Designed by Raffaele Cecco and published by Hewson Consultants in 1987, Exolon is a simple-but-effective run-and-gun shooter with flick-screen levels and snazzy Spectrum-esque colourful graphics, with minimal colour clash.
You control a lone futuristic soldier who is fighting his way from left to right across a variety of hazard-filled landscapes. The soldier can jump, crouch, shoot and fire rockets from his backpack, and these create some fairly impressive explosions when they’re used against parts of the scenery. There are teleport doors that warp you to different parts of the screen if used.

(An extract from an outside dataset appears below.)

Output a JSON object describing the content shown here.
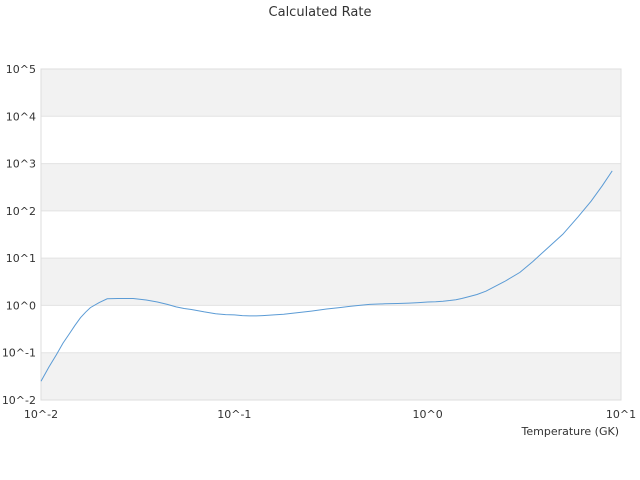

Hazards include homing missiles, gun turrets, tanks, landmines, swarming pods, laser barriers, and crushers that shoot out of the ground. Part way through a level the soldier can enter a pod to upgrade to an armoured exoskeleton with improved weapons and armour, but if you can complete the level without doing that you’re awarded a bonus.
After completing a level you then get a bonus screen where you have to press fire to stop a moving arrow on a range of bonus points. A bit like a fruit machine. An extra life is given after competing each level, unless you already have the full quota of nine.
There are five levels and 120 screens of action to fight through, before cycling back to the beginning again.
Exolon was well-received when it was first released and was later converted to the Commodore 64, Amstrad CPC, Amiga, Atari ST and Enterprise 128. Although Exolon is limited in terms of gameplay it is highly-polished, playable and still fun to play now.